Hey Jude, don't be afraid
You were made to go out and get her
The minute you let her under your skin
Then you begin to make it better

Jennifer Ortiz said...

Thank you all, and Luane that was simply amazing. I cried while I read it out loud and then smiled at the end. We have a beautiful Holland.

ladyeyes60 said...

Oh my Jen. Our thoughts and prayers are with Jude and your entire family. I too cried when I read Luane's posted story. I wish we lived closer to each other. I would take Em to visit Meghan. She would keep her busy. Just know that we are always here for you know matter how many miles apart we are from each other. Luane is right, miracles do happen and it sounds like Jude is a fighter. I know you are too. Jude has a special place in our prayers and our hearts as well and you, Em and Mike. We love you all.
God Bless,
Susan & Meghan and family

Deeptones said...

Jennifer, I just wanted you to know you and your family are in my prayers.
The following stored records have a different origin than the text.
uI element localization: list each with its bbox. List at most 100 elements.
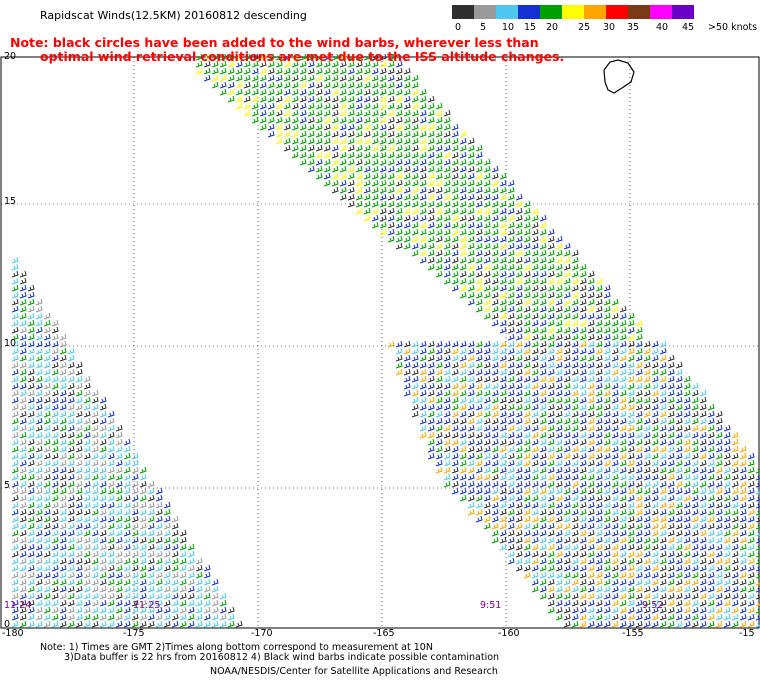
wind-barb	[499, 298, 507, 306]
wind-barb	[339, 158, 347, 166]
wind-barb	[443, 144, 451, 152]
wind-barb	[603, 361, 611, 369]
wind-barb	[507, 522, 515, 530]
wind-barb	[627, 480, 635, 488]
wind-barb	[107, 494, 115, 502]
wind-barb	[51, 571, 59, 579]
wind-barb	[507, 333, 515, 341]
wind-barb	[595, 515, 603, 523]
wind-barb	[627, 333, 635, 341]
wind-barb	[235, 102, 243, 110]
wind-barb	[91, 459, 99, 467]
wind-barb	[123, 564, 131, 572]
wind-barb	[595, 445, 603, 453]
wind-barb	[75, 578, 83, 586]
wind-barb	[475, 298, 483, 306]
wind-barb	[403, 179, 411, 187]
wind-barb	[75, 599, 83, 607]
wind-barb	[571, 585, 579, 593]
wind-barb	[451, 130, 459, 138]
wind-barb	[707, 592, 715, 600]
wind-barb	[475, 263, 483, 271]
wind-barb	[419, 144, 427, 152]
wind-barb	[747, 564, 755, 572]
wind-barb	[499, 340, 507, 348]
wind-barb	[51, 361, 59, 369]
wind-barb	[99, 578, 107, 586]
wind-barb	[715, 473, 723, 481]
wind-barb	[331, 144, 339, 152]
wind-barb	[643, 529, 651, 537]
wind-barb	[371, 186, 379, 194]
wind-barb	[299, 144, 307, 152]
wind-barb	[163, 606, 171, 614]
wind-barb	[507, 508, 515, 516]
wind-barb	[683, 543, 691, 551]
wind-barb	[475, 207, 483, 215]
wind-barb	[27, 319, 35, 327]
wind-barb	[707, 613, 715, 621]
wind-barb	[419, 200, 427, 208]
wind-barb	[571, 417, 579, 425]
wind-barb	[747, 522, 755, 530]
wind-barb	[459, 375, 467, 383]
wind-barb	[419, 417, 427, 425]
wind-barb	[643, 347, 651, 355]
wind-barb	[419, 256, 427, 264]
wind-barb	[515, 214, 523, 222]
wind-barb	[675, 620, 683, 628]
wind-barb	[643, 445, 651, 453]
wind-barb	[35, 298, 43, 306]
wind-barb	[83, 501, 91, 509]
wind-barb	[403, 207, 411, 215]
wind-barb	[539, 473, 547, 481]
wind-barb	[211, 578, 219, 586]
wind-barb	[99, 438, 107, 446]
wind-barb	[667, 375, 675, 383]
wind-barb	[547, 543, 555, 551]
wind-barb	[595, 606, 603, 614]
wind-barb	[571, 515, 579, 523]
wind-barb	[675, 389, 683, 397]
wind-barb	[611, 347, 619, 355]
wind-barb	[11, 326, 19, 334]
wind-barb	[291, 53, 299, 61]
wind-barb	[507, 368, 515, 376]
wind-barb	[723, 620, 731, 628]
wind-barb	[491, 480, 499, 488]
wind-barb	[539, 564, 547, 572]
wind-barb	[51, 529, 59, 537]
wind-barb	[299, 137, 307, 145]
wind-barb	[603, 522, 611, 530]
wind-barb	[67, 515, 75, 523]
wind-barb	[59, 571, 67, 579]
wind-barb	[739, 515, 747, 523]
wind-barb	[515, 326, 523, 334]
wind-barb	[731, 599, 739, 607]
wind-barb	[547, 396, 555, 404]
wind-barb	[571, 592, 579, 600]
wind-barb	[19, 508, 27, 516]
wind-barb	[155, 494, 163, 502]
wind-barb	[91, 529, 99, 537]
wind-barb	[675, 361, 683, 369]
wind-barb	[163, 620, 171, 628]
wind-barb	[587, 529, 595, 537]
wind-barb	[339, 151, 347, 159]
wind-barb	[523, 480, 531, 488]
wind-barb	[131, 487, 139, 495]
wind-barb	[59, 620, 67, 628]
wind-barb	[443, 123, 451, 131]
wind-barb	[699, 578, 707, 586]
wind-barb	[75, 571, 83, 579]
wind-barb	[555, 501, 563, 509]
wind-barb	[619, 319, 627, 327]
wind-barb	[499, 347, 507, 355]
wind-barb	[507, 494, 515, 502]
wind-barb	[667, 396, 675, 404]
wind-barb	[531, 382, 539, 390]
wind-barb	[467, 186, 475, 194]
wind-barb	[483, 410, 491, 418]
wind-barb	[419, 396, 427, 404]
wind-barb	[579, 578, 587, 586]
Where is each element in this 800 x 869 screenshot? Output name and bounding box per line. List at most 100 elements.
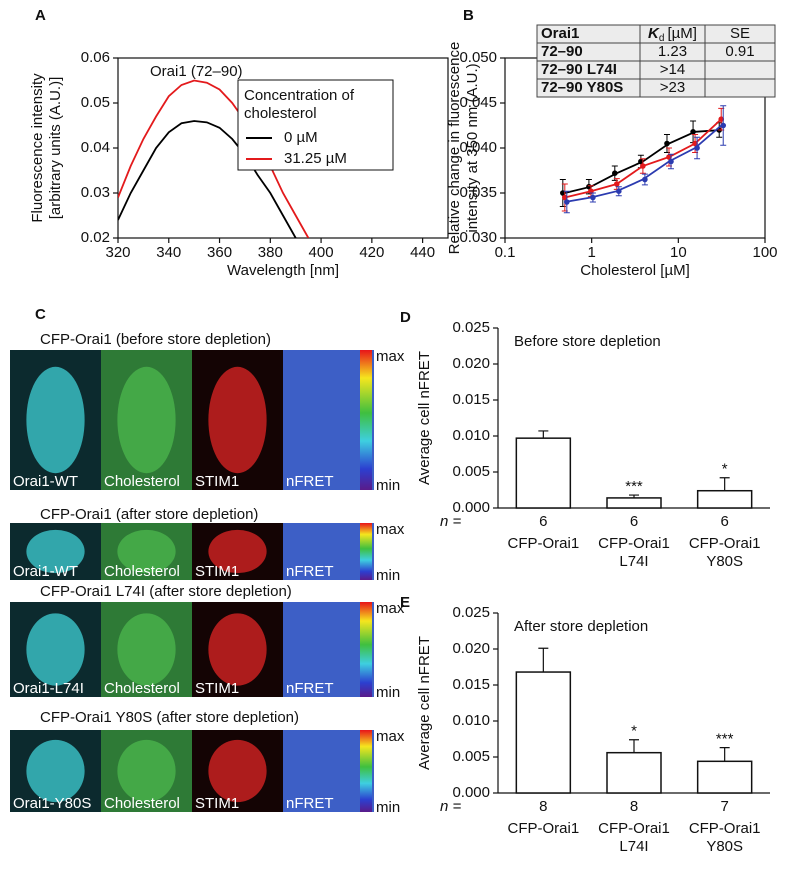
n-value: 8 — [630, 798, 638, 815]
category-label: CFP-Orai1 — [689, 820, 761, 837]
y-axis-label: intensity at 350 nm (A.U.) — [464, 63, 481, 232]
y-tick-label: 0.010 — [452, 427, 490, 444]
data-point — [590, 194, 596, 201]
y-tick-label: 0.040 — [459, 139, 497, 156]
colorbar-min: min — [376, 477, 400, 494]
panel-letter: C — [35, 306, 46, 323]
panel-letter: B — [463, 7, 474, 24]
colorbar-max: max — [376, 728, 405, 745]
category-label: CFP-Orai1 — [598, 820, 670, 837]
image-label: nFRET — [286, 795, 334, 812]
colorbar — [360, 350, 372, 490]
image-title: CFP-Orai1 Y80S (after store depletion) — [40, 709, 299, 726]
colorbar — [360, 602, 372, 697]
bar — [696, 760, 753, 794]
table-cell: >14 — [660, 61, 685, 78]
bar — [606, 751, 662, 794]
image-label: nFRET — [286, 563, 334, 580]
category-label: L74I — [619, 838, 648, 855]
data-point — [640, 163, 646, 169]
image-label: Cholesterol — [104, 795, 180, 812]
table-cell: 1.23 — [658, 43, 687, 60]
image-title: CFP-Orai1 (after store depletion) — [40, 506, 258, 523]
x-tick-label: 340 — [156, 244, 181, 261]
data-line — [118, 79, 310, 238]
bar — [515, 671, 572, 794]
cell-shape — [26, 739, 85, 803]
category-label: CFP-Orai1 — [598, 535, 670, 552]
image-label: nFRET — [286, 680, 334, 697]
image-label: Orai1-WT — [13, 563, 78, 580]
panel-letter: A — [35, 7, 46, 24]
significance: *** — [716, 731, 734, 748]
cell-shape — [26, 529, 85, 574]
cell-shape — [208, 366, 267, 474]
cell-shape — [208, 529, 267, 574]
table-header: Kd [µM] — [648, 25, 697, 44]
significance: * — [722, 461, 728, 478]
y-tick-label: 0.050 — [459, 49, 497, 66]
y-tick-label: 0.010 — [452, 712, 490, 729]
y-tick-label: 0.02 — [81, 229, 110, 246]
data-point — [612, 170, 618, 176]
data-point — [720, 122, 727, 129]
data-point — [690, 129, 696, 135]
legend-title: Concentration of — [244, 87, 355, 104]
error-bar — [629, 739, 639, 753]
data-point — [562, 194, 568, 201]
cell-shape — [117, 739, 176, 803]
y-tick-label: 0.000 — [452, 499, 490, 516]
y-tick-label: 0.000 — [452, 784, 490, 801]
data-point — [586, 183, 592, 190]
n-value: 7 — [720, 798, 728, 815]
error-bar — [719, 747, 730, 762]
y-axis-label: Average cell nFRET — [416, 351, 433, 485]
significance: * — [631, 723, 637, 740]
n-label: n = — [440, 513, 462, 530]
table-cell: >23 — [660, 79, 685, 96]
table-cell: 0.91 — [725, 43, 754, 60]
cell-shape — [208, 613, 267, 686]
kd-symbol: K — [648, 25, 660, 42]
x-tick-label: 360 — [207, 244, 232, 261]
y-tick-label: 0.06 — [81, 49, 110, 66]
n-value: 6 — [630, 513, 638, 530]
category-label: Y80S — [706, 838, 743, 855]
data-point — [668, 158, 674, 165]
image-title: CFP-Orai1 (before store depletion) — [40, 331, 271, 348]
x-tick-label: 380 — [258, 244, 283, 261]
micrograph — [283, 523, 374, 580]
data-point — [616, 188, 622, 194]
table-cell: 72–90 — [541, 43, 583, 60]
image-label: Cholesterol — [104, 680, 180, 697]
colorbar-min: min — [376, 799, 400, 816]
y-axis-label: Fluorescence intensity — [29, 73, 46, 223]
bar — [606, 497, 662, 509]
kd-subscript: d — [659, 33, 665, 44]
y-tick-label: 0.020 — [452, 640, 490, 657]
y-tick-label: 0.030 — [459, 229, 497, 246]
cell-shape — [26, 613, 85, 686]
category-label: CFP-Orai1 — [507, 535, 579, 552]
x-tick-label: 400 — [309, 244, 334, 261]
x-tick-label: 10 — [670, 244, 687, 261]
colorbar-min: min — [376, 684, 400, 701]
annotation: After store depletion — [514, 618, 648, 635]
micrograph — [283, 730, 374, 812]
data-point — [614, 181, 620, 187]
plot-lines — [118, 79, 310, 238]
x-tick-label: 440 — [410, 244, 435, 261]
kd-unit: [µM] — [667, 25, 696, 42]
data-point — [694, 145, 700, 151]
x-axis-label: Wavelength [nm] — [227, 262, 339, 279]
image-label: Orai1-Y80S — [13, 795, 91, 812]
n-value: 8 — [539, 798, 547, 815]
data-point — [642, 176, 648, 183]
colorbar-max: max — [376, 348, 405, 365]
category-label: CFP-Orai1 — [689, 535, 761, 552]
image-label: Cholesterol — [104, 473, 180, 490]
image-label: nFRET — [286, 473, 334, 490]
error-bar — [629, 494, 639, 498]
y-tick-label: 0.025 — [452, 604, 490, 621]
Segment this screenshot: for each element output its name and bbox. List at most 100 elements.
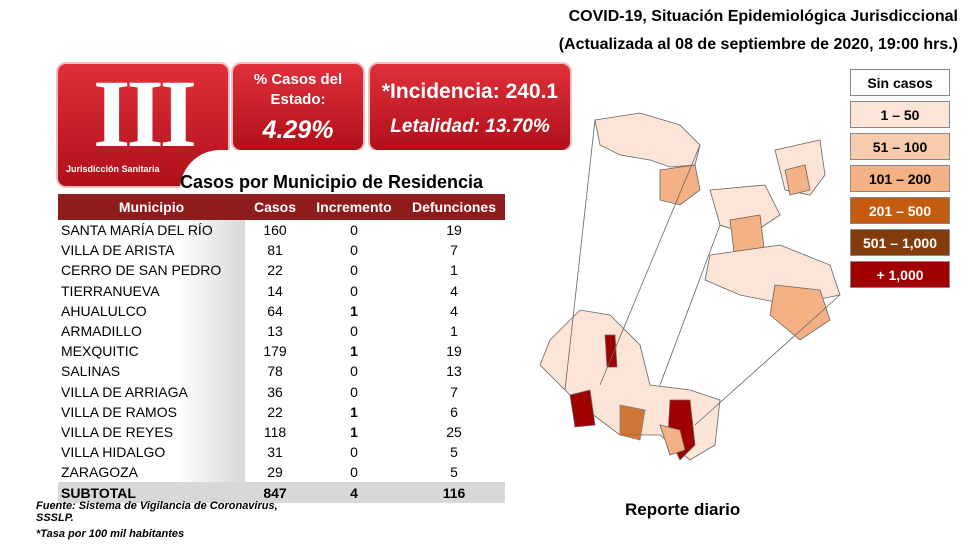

Don't forget that Jude is passionately loved by the untameable God of the universe! As are you. If you need anything I'm here.

Jennifer said...

I don't even know what to say - I am just going to keep praying for a miracle. Love you guys!

Anonymous said...

I was sent to your blog from a friend of mine jennifer. What a rough read, and such a moving blog. I cant imagine what you are going through. I pray that God will show you patience, and wisdom. Whatever time we have on earth we affect someones life. Whatever happens with Jude, he has blessed us all. This story has made me even more thankful that I have a healthy child, and that i was a healthy child. Dont blame yourself, but thank God that he is here, right now. You and your family will be in my thoughts and prayers.